A Data Science Central Community
While carrying out logistic regression, the model with most significant variable removed from it(based on p-values)gives the highest accuracy but the improvement in residuance deviance is not better than the null model. Thus which criteria is to be followed the model with best accuracy or model which gives lowest residual deviance, i.e shoudl we remove variables if the accuracy improves or remove the variables if the residual devicnes becomes low? Any reference will be usefull.
Hi Mine the data,
can you please explain what you mean by 'residual deviance'?
Deviance from my understanding in logistic regression is the -2LogL chi sq test right or AIC/BIC/SCORE tests.
This is used to test the hypothesis that when you removed the variable that there is a significant difference in the logit value.
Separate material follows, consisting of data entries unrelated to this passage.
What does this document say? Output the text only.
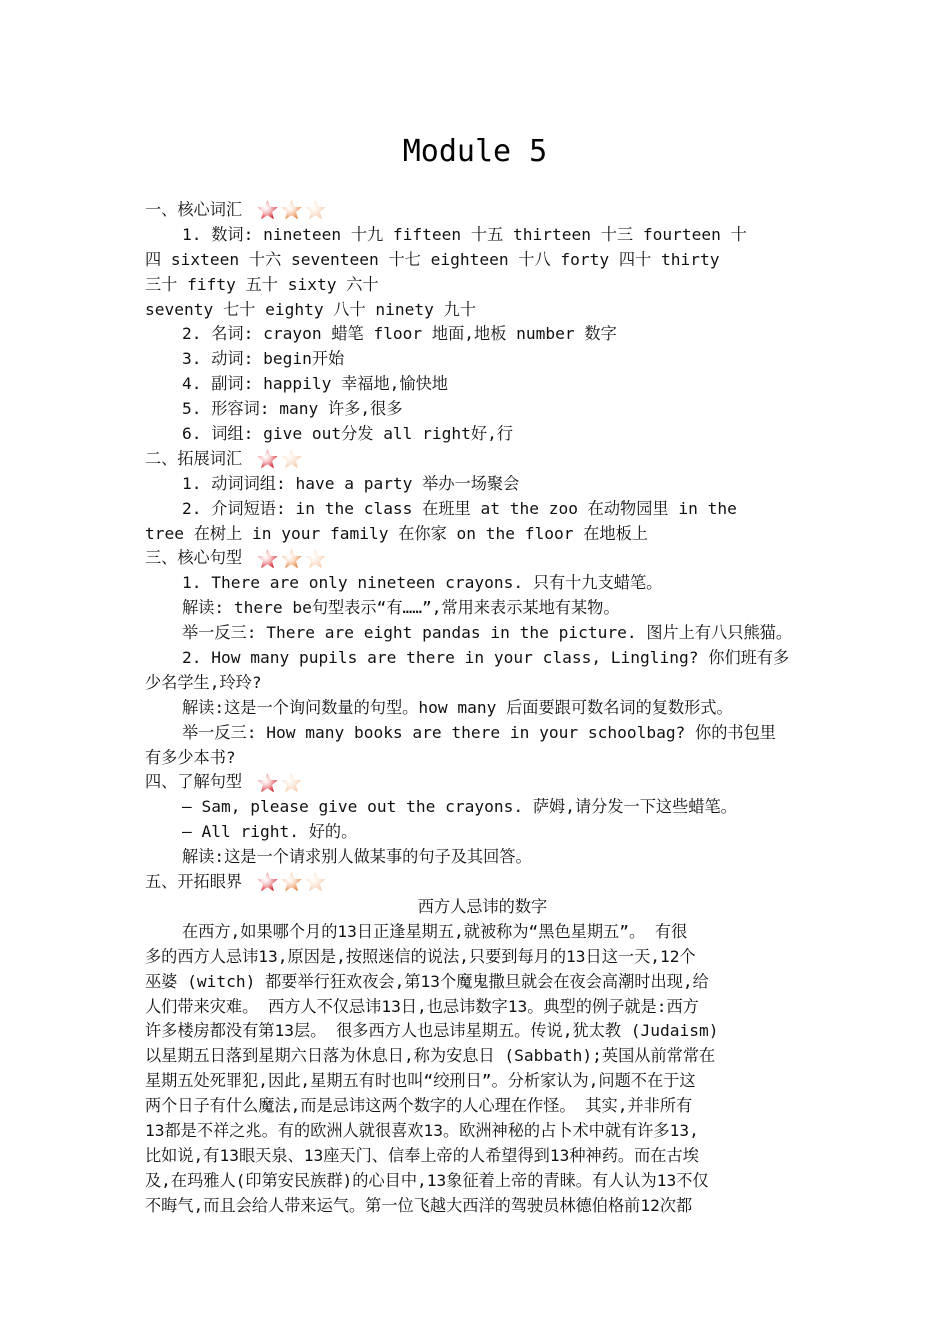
Module 5
一、核心词汇
1. 数词: nineteen 十九 fifteen 十五 thirteen 十三 fourteen 十
四 sixteen 十六 seventeen 十七 eighteen 十八 forty 四十 thirty
三十 fifty 五十 sixty 六十
seventy 七十 eighty 八十 ninety 九十
2. 名词: crayon 蜡笔 floor 地面,地板 number 数字
3. 动词: begin开始
4. 副词: happily 幸福地,愉快地
5. 形容词: many 许多,很多
6. 词组: give out分发 all right好,行
二、拓展词汇
1. 动词词组: have a party 举办一场聚会
2. 介词短语: in the class 在班里 at the zoo 在动物园里 in the
tree 在树上 in your family 在你家 on the floor 在地板上
三、核心句型
1. There are only nineteen crayons. 只有十九支蜡笔。
解读: there be句型表示“有……”,常用来表示某地有某物。
举一反三: There are eight pandas in the picture. 图片上有八只熊猫。
2. How many pupils are there in your class, Lingling? 你们班有多
少名学生,玲玲?
解读:这是一个询问数量的句型。how many 后面要跟可数名词的复数形式。
举一反三: How many books are there in your schoolbag? 你的书包里
有多少本书?
四、了解句型
— Sam, please give out the crayons. 萨姆,请分发一下这些蜡笔。
— All right. 好的。
解读:这是一个请求别人做某事的句子及其回答。
五、开拓眼界
西方人忌讳的数字
在西方,如果哪个月的13日正逢星期五,就被称为“黑色星期五”。 有很
多的西方人忌讳13,原因是,按照迷信的说法,只要到每月的13日这一天,12个
巫婆 (witch) 都要举行狂欢夜会,第13个魔鬼撒旦就会在夜会高潮时出现,给
人们带来灾难。 西方人不仅忌讳13日,也忌讳数字13。典型的例子就是:西方
许多楼房都没有第13层。 很多西方人也忌讳星期五。传说,犹太教 (Judaism)
以星期五日落到星期六日落为休息日,称为安息日 (Sabbath);英国从前常常在
星期五处死罪犯,因此,星期五有时也叫“绞刑日”。分析家认为,问题不在于这
两个日子有什么魔法,而是忌讳这两个数字的人心理在作怪。 其实,并非所有
13都是不祥之兆。有的欧洲人就很喜欢13。欧洲神秘的占卜术中就有许多13,
比如说,有13眼天泉、13座天门、信奉上帝的人希望得到13种神药。而在古埃
及,在玛雅人(印第安民族群)的心目中,13象征着上帝的青睐。有人认为13不仅
不晦气,而且会给人带来运气。第一位飞越大西洋的驾驶员林德伯格前12次都
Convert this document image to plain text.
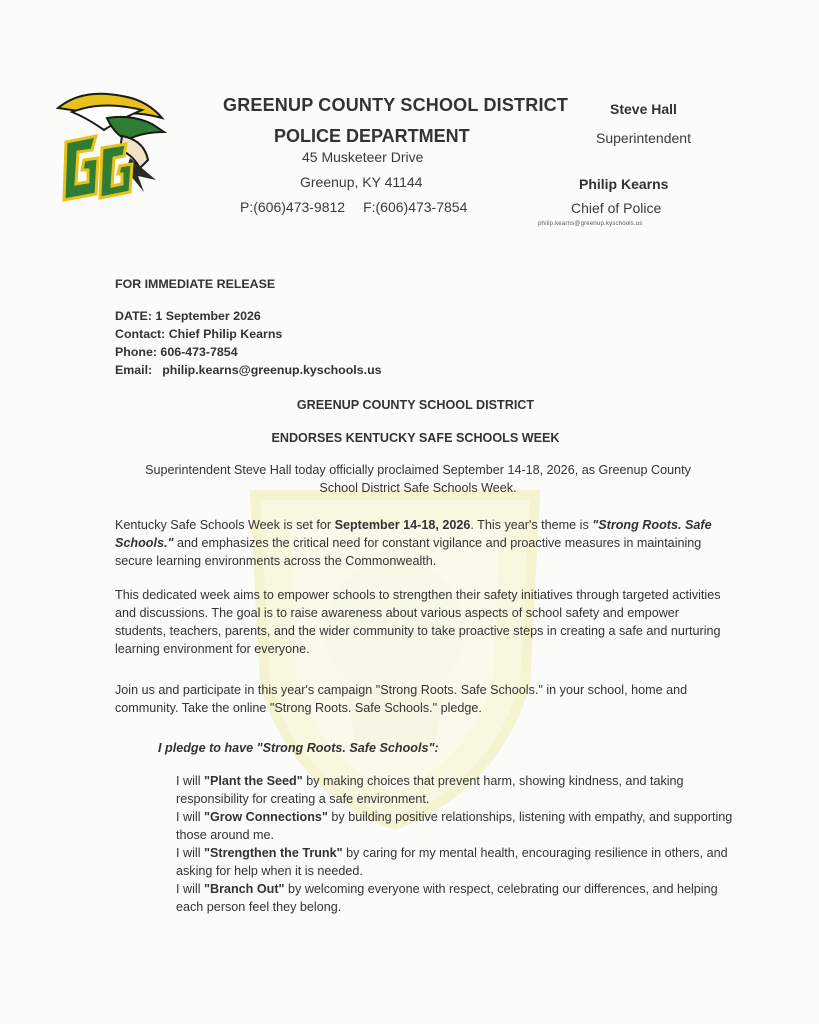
GREENUP COUNTY SCHOOL DISTRICT
POLICE DEPARTMENT
45 Musketeer Drive
Greenup, KY 41144
P:(606)473-9812 F:(606)473-7854
Steve Hall
Superintendent
Philip Kearns
Chief of Police
philip.kearns@greenup.kyschools.us
FOR IMMEDIATE RELEASE
DATE: 1 September 2026
Contact: Chief Philip Kearns
Phone: 606-473-7854
Email: philip.kearns@greenup.kyschools.us
GREENUP COUNTY SCHOOL DISTRICT
ENDORSES KENTUCKY SAFE SCHOOLS WEEK
Superintendent Steve Hall today officially proclaimed September 14-18, 2026, as Greenup County School District Safe Schools Week.
Kentucky Safe Schools Week is set for September 14-18, 2026. This year's theme is "Strong Roots. Safe Schools." and emphasizes the critical need for constant vigilance and proactive measures in maintaining secure learning environments across the Commonwealth.
This dedicated week aims to empower schools to strengthen their safety initiatives through targeted activities and discussions. The goal is to raise awareness about various aspects of school safety and empower students, teachers, parents, and the wider community to take proactive steps in creating a safe and nurturing learning environment for everyone.
Join us and participate in this year's campaign "Strong Roots. Safe Schools." in your school, home and community. Take the online "Strong Roots. Safe Schools." pledge.
I pledge to have "Strong Roots. Safe Schools":
I will "Plant the Seed" by making choices that prevent harm, showing kindness, and taking responsibility for creating a safe environment.
I will "Grow Connections" by building positive relationships, listening with empathy, and supporting those around me.
I will "Strengthen the Trunk" by caring for my mental health, encouraging resilience in others, and asking for help when it is needed.
I will "Branch Out" by welcoming everyone with respect, celebrating our differences, and helping each person feel they belong.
Residual analysis however is used for a different purpose.
1) testing multivariate normal assumption
2) testing/observing heteroskedasticity of residuals (i.e. is there different variance for different ranges of the predicted odds)
3) get a feeling for the noise (ie mean, median, std, range etc...)
To test the quality of your classification you need other tests:
RoC area under the curve
F1 Test - comparison of specificity vs sensitivity
Hosmer & Lemeshow GoF test
KS - D statistic and GoF test
Furthermore you test the influence/leverage of outliers on your solution using
Leverage vs predicted
Influence vs predicted
Individual beta influence against each feature
It could be however that I just don't understand what ' residual deviance' is and need enlightenment.